Scopolamine prevents aberrant mossy fiber sprouting and facilitates remission of epilepsy after brain injury

A B S T R A C T
Prevention or modification of acquired epilepsy in patients at risk is an urgent, yet unmet, clinical need. Following acute brain insults, there is an increased risk of mesial temporal lobe epilepsy (mTLE), which is often associated with debilitating comorbidities and reduced life expectancy. The latent period between brain injury and the onset of epilepsy may offer a therapeutic window for interfering with epileptogenesis. The pilocarpine model of mTLE is widely used in the search for novel antiepileptogenic treatments. Recent biochemical studies indicated that cholinergic mechanisms play a role in the epileptogenic alterations induced by status epilepticus (SE) in this and other models of mTLE, which prompted us to evaluate whether treatment with the muscarinic antagonist scopolamine during the latent period after SE is capable of preventing or modifying epilepsy and associated behavioral and cognitive alterations in female Sprague-Dawley rats. First, in silico pharmacokinetic modeling was used to select a dosing protocol by which M-receptor inhibitory brain levels of scopolamine are maintained during prolonged treatment. This protocol was verified by drug analysis in vivo. Rats were then treated twice daily with scopolamine over 17 days after SE, followed by drug wash-out and behavioral and video/EEG monitoring up to ~6 months after SE. Compared to vehicle controls, rats that were treated with scopolamine during the latent period exhibited a significantly lower incidence of spontaneous recurrent seizures during periods of intermittent recording in the chronic phase of epilepsy, less behavioral excitability, less cognitive impairment, and significantly reduced aberrant mossy fiber sprouting in the hippocampus.

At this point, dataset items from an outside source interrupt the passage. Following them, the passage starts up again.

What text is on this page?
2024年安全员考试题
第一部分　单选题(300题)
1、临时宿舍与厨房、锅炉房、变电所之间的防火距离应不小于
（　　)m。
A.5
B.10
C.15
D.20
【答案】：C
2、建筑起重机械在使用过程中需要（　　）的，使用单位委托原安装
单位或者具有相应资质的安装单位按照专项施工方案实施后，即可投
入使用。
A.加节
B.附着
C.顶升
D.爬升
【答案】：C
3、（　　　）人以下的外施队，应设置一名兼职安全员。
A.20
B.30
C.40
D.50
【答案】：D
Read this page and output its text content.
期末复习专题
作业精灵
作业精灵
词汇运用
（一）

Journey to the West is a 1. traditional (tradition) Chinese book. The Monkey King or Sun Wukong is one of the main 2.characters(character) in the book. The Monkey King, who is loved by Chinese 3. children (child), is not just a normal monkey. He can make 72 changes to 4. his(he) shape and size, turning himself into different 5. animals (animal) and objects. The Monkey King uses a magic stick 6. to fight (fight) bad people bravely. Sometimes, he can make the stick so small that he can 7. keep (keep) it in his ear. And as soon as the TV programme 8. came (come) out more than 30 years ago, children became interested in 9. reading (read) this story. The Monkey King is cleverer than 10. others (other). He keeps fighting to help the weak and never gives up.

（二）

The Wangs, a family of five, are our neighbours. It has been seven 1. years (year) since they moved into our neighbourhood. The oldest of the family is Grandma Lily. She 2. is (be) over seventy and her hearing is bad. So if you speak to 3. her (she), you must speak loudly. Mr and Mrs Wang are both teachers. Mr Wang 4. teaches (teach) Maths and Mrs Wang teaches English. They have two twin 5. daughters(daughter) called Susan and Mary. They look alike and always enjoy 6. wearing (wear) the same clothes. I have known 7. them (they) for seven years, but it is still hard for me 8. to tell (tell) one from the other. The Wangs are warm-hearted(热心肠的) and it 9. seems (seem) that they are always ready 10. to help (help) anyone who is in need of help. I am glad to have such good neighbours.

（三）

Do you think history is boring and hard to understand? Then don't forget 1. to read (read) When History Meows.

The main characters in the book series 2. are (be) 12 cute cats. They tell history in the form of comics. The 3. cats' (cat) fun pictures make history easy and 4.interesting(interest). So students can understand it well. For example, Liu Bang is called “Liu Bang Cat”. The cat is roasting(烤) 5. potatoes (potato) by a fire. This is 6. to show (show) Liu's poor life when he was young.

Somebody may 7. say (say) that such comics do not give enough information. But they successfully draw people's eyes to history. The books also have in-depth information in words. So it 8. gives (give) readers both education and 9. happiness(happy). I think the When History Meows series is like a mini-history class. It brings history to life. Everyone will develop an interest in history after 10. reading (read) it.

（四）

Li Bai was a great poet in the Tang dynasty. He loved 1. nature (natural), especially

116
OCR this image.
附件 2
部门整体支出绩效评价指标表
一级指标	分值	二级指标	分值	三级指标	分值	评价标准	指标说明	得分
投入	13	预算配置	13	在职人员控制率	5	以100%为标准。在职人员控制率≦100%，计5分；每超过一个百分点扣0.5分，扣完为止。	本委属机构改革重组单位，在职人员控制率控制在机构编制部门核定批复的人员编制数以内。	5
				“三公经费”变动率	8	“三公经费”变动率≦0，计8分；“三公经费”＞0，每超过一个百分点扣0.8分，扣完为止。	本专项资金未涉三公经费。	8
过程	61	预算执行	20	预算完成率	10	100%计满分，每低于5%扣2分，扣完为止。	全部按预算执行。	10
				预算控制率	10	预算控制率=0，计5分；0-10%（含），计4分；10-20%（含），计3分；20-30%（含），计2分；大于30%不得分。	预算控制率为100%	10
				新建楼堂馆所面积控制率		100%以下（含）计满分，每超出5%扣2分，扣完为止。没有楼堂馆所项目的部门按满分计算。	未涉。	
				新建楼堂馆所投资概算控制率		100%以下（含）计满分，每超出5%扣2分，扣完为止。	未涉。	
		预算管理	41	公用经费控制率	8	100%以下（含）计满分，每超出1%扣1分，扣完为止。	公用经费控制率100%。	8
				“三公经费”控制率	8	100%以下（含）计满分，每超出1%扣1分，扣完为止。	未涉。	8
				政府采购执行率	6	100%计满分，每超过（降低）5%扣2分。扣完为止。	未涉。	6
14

The present data may indicate that scopolamine exerts antiepileptogenic/disease-modifying activity in the lithiumpilocarpine rat model, possibly involving increased remission of epilepsy as new mechanism of diseasemodification. For evaluating the rigor of the present data, we envision a study that more thoroughly addresses the gender bias and video-EEG recording limitations of the present study.